Merike Treier, executive director of the Downtown Committee of Syracuse, Inc., on June 21 delivered the “State of Downtown” report during the organization’s annual meeting held in the grand ballroom of the Marriott Syracuse Downtown, the former Hotel Syracuse. (Eric Reinhardt / BJNN)

SYRACUSE — More than $360 million of investment activity is either underway or announced, and 3,600 people call downtown their home, the Downtown Committee of Syracuse, Inc. reports.

“And this [downtown population] number will continue to grow,” said Merike Treier, executive director of the Downtown Committee.

She noted that downtown’s residential population has increased 77 percent in the last 10 years. 
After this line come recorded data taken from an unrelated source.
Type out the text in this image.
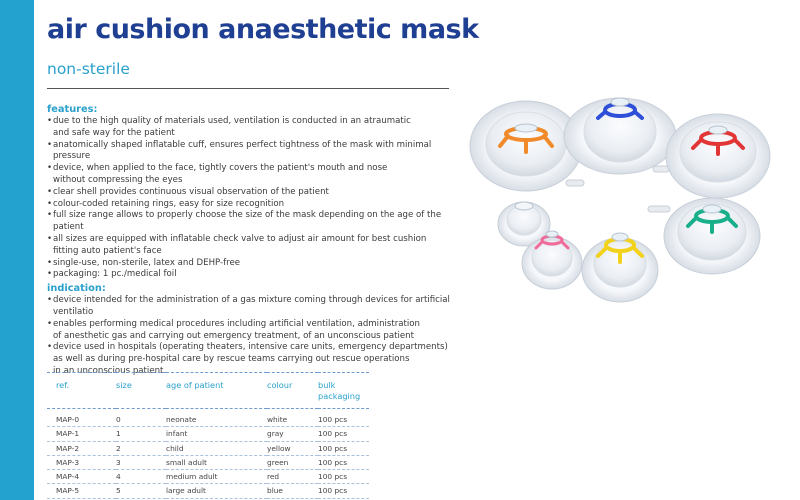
air cushion anaesthetic mask
non-sterile
features:
• due to the high quality of materials used, ventilation is conducted in an atraumatic
and safe way for the patient
• anatomically shaped inflatable cuff, ensures perfect tightness of the mask with minimal pressure
• device, when applied to the face, tightly covers the patient's mouth and nose
without compressing the eyes
• clear shell provides continuous visual observation of the patient
• colour-coded retaining rings, easy for size recognition
• full size range allows to properly choose the size of the mask depending on the age of the patient
• all sizes are equipped with inflatable check valve to adjust air amount for best cushion
fitting auto patient's face
• single-use, non-sterile, latex and DEHP-free
• packaging: 1 pc./medical foil
indication:
• device intended for the administration of a gas mixture coming through devices for artificial ventilatio
• enables performing medical procedures including artificial ventilation, administration
of anesthetic gas and carrying out emergency treatment, of an unconscious patient
• device used in hospitals (operating theaters, intensive care units, emergency departments)
as well as during pre-hospital care by rescue teams carrying out rescue operations
in an unconscious patient
ref.	size	age of patient	colour	bulk
packaging
MAP-0	0	neonate	white	100 pcs
MAP-1	1	infant	gray	100 pcs
MAP-2	2	child	yellow	100 pcs
MAP-3	3	small adult	green	100 pcs
MAP-4	4	medium adult	red	100 pcs
MAP-5	5	large adult	blue	100 pcs
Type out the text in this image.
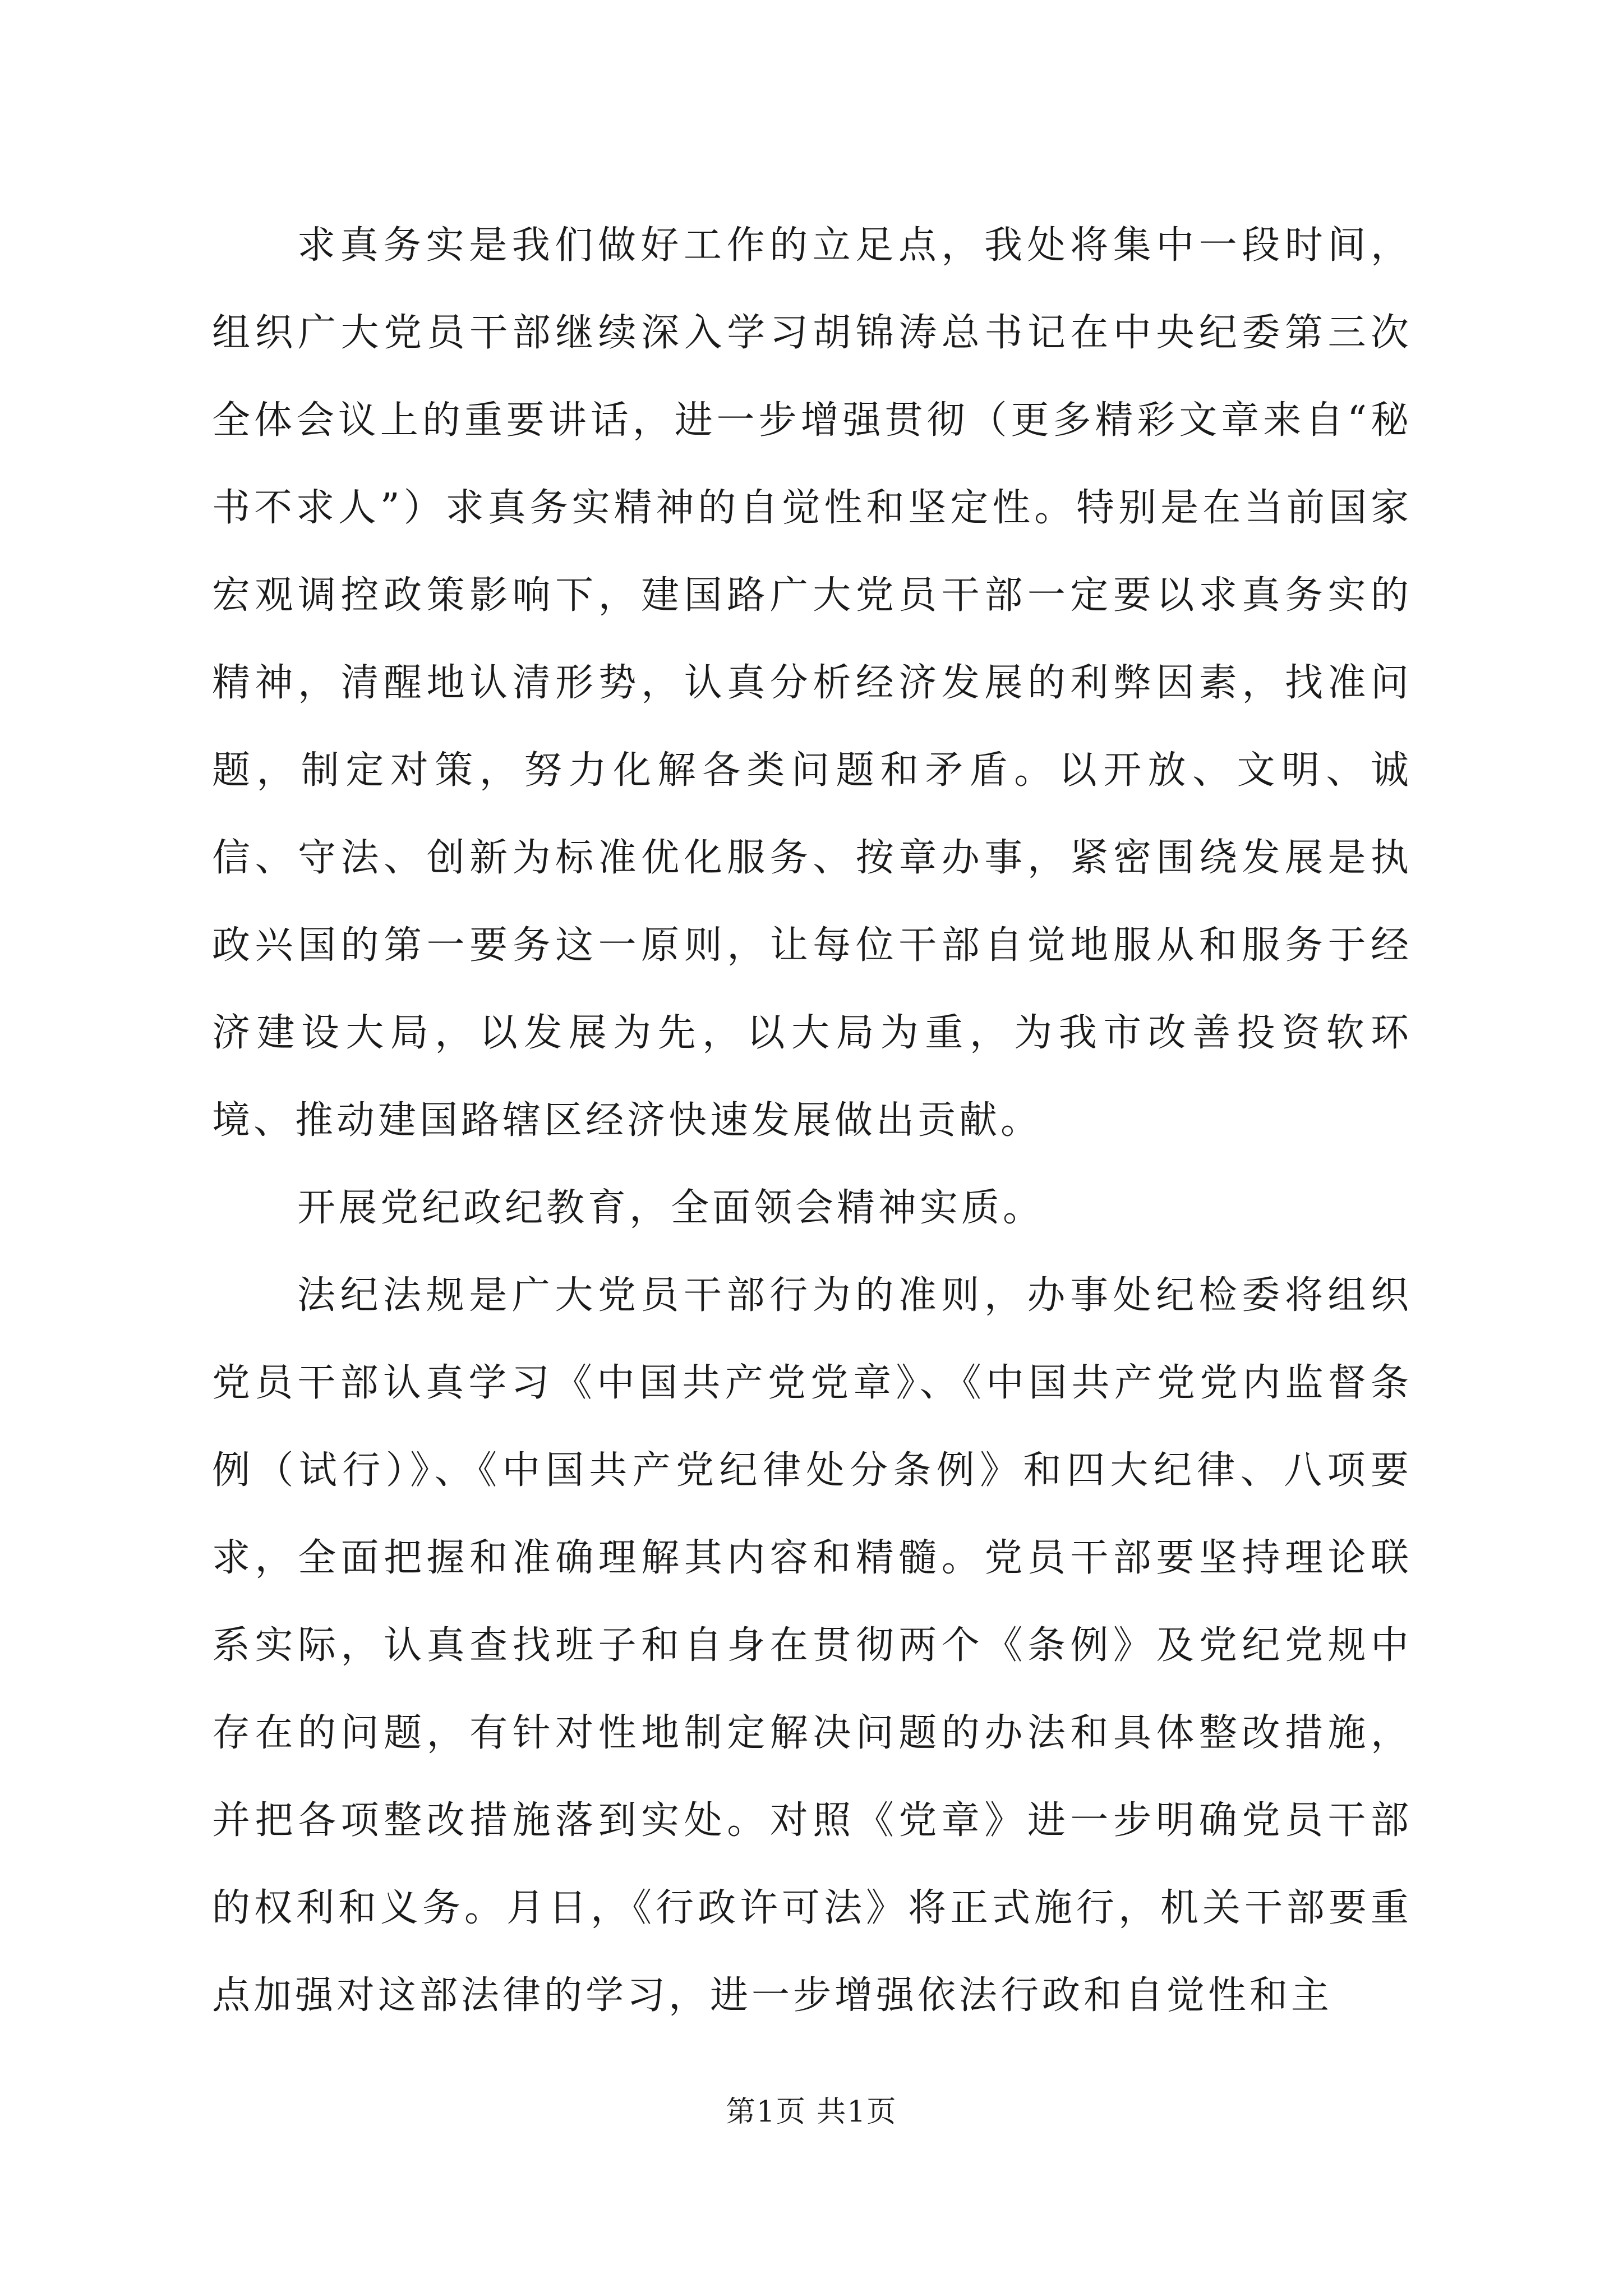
求真务实是我们做好工作的立足点，我处将集中一段时间，组织广大党员干部继续深入学习胡锦涛总书记在中央纪委第三次全体会议上的重要讲话，进一步增强贯彻（更多精彩文章来自“秘书不求人”）求真务实精神的自觉性和坚定性。特别是在当前国家宏观调控政策影响下，建国路广大党员干部一定要以求真务实的精神，清醒地认清形势，认真分析经济发展的利弊因素，找准问题，制定对策，努力化解各类问题和矛盾。以开放、文明、诚信、守法、创新为标准优化服务、按章办事，紧密围绕发展是执政兴国的第一要务这一原则，让每位干部自觉地服从和服务于经济建设大局，以发展为先，以大局为重，为我市改善投资软环境、推动建国路辖区经济快速发展做出贡献。

开展党纪政纪教育，全面领会精神实质。

法纪法规是广大党员干部行为的准则，办事处纪检委将组织党员干部认真学习《中国共产党党章》、《中国共产党党内监督条例（试行）》、《中国共产党纪律处分条例》和四大纪律、八项要求，全面把握和准确理解其内容和精髓。党员干部要坚持理论联系实际，认真查找班子和自身在贯彻两个《条例》及党纪党规中存在的问题，有针对性地制定解决问题的办法和具体整改措施，并把各项整改措施落到实处。对照《党章》进一步明确党员干部的权利和义务。月日，《行政许可法》将正式施行，机关干部要重点加强对这部法律的学习，进一步增强依法行政和自觉性和主

第1页 共1页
The figures were part of the “State of Downtown” report that Treier delivered during the organization’s annual meeting on June 21. Her report also noted that 159 apartments have come online since last July and 160 apartments “are under construction right now.” 

Treier’s report also outlined ongoing projects, activities, and events that impact downtown Syracuse.

The Downtown Committee held the event in the grand ballroom of the Marriott Syracuse Downtown, the former Hotel Syracuse. The organization estimates about 400 people attended the annual meeting, which included remarks from Syracuse Mayor Ben Walsh. 

Awards

Before Treier’s remarks, the Downtown Committee honored the Redhouse Arts Center with the Urban Innovation Award, which is now operating in the downtown building at 400 S. Salina St. now known as City Center. Sibley’s department store previously occupied the space until closing its doors in 1988.

The Redhouse is a primary tenant in the building that’s been redeveloped for use as a mixed-use facility. It offers professional theater and partners with school districts and other institutions in our community to provide innovative arts-based education. 

Bill Hider, who chairs the Redhouse board of directors, and Samara Hannah, the organization’s executive director, accepted the award. 

The Downtown Committee of Syracuse, Inc. on June 21 honored the Syracuse–based Pioneer Companies with the Heart of Downtown Award for its $40 million renovation of the building now known as State Tower. The recognition was part of the Downtown Committee’s annual meeting held at the Marriott Syracuse Downtown, the former Hotel Syracuse. (Eric Reinhardt / BJNN)

The Downtown Committee also recognized the Syracuse–based Pioneer Companies with the Heart of Downtown Award for its $40 million renovation of the building now known as State Tower. 

When the building was established in 1927, it was marketed primarily as office space, the Downtown Committee said. Now, reborn as State Tower, the building is “truly a mixed-use neighborhood,” featuring high-end residential units, office space, and later this summer, new retail and restaurant opportunities, the Downtown Committee said.

Melissa Zell, Sue Smith, Donna St. Cyr, and Mark Roney of Pioneer Companies accepted the award. 

The Downtown Committee also recognized the Central New York chapter of the American Institute of Architects (AIA) with the Perfect Partner Award for its work on the “Immersive Cloud,” an interactive, public art piece, to “activate downtown’s Eastern gateway.” Through partnerships with the City of Syracuse, Public Art Commission, Connective Corridor, and the Downtown Committee, “this previously underdeveloped parcel has become a conversation starter and a landmark.” 

Anthony Rojas, president-elect of the AIA, accepted the award along with representatives from the City of Syracuse, Syracuse University, Adapt CNY and the Downtown Committee. 

The Downtown Committee also honored Southern Downtown Advocates with the Downtown Newsmakers Award. The advocates include nearly 50 business owners, organizations, and agencies that provided input and insight on supporting the ongoing development in downtown’s southern district. 

With more than $125 million of investments completed since 2012, and another $45 million of investment underway, the neighborhood is “poised for incredible transformation,” the Downtown Committee contends. 

Representatives from the City of Syracuse, Syracuse Police Department and key projects in the area accepted the award.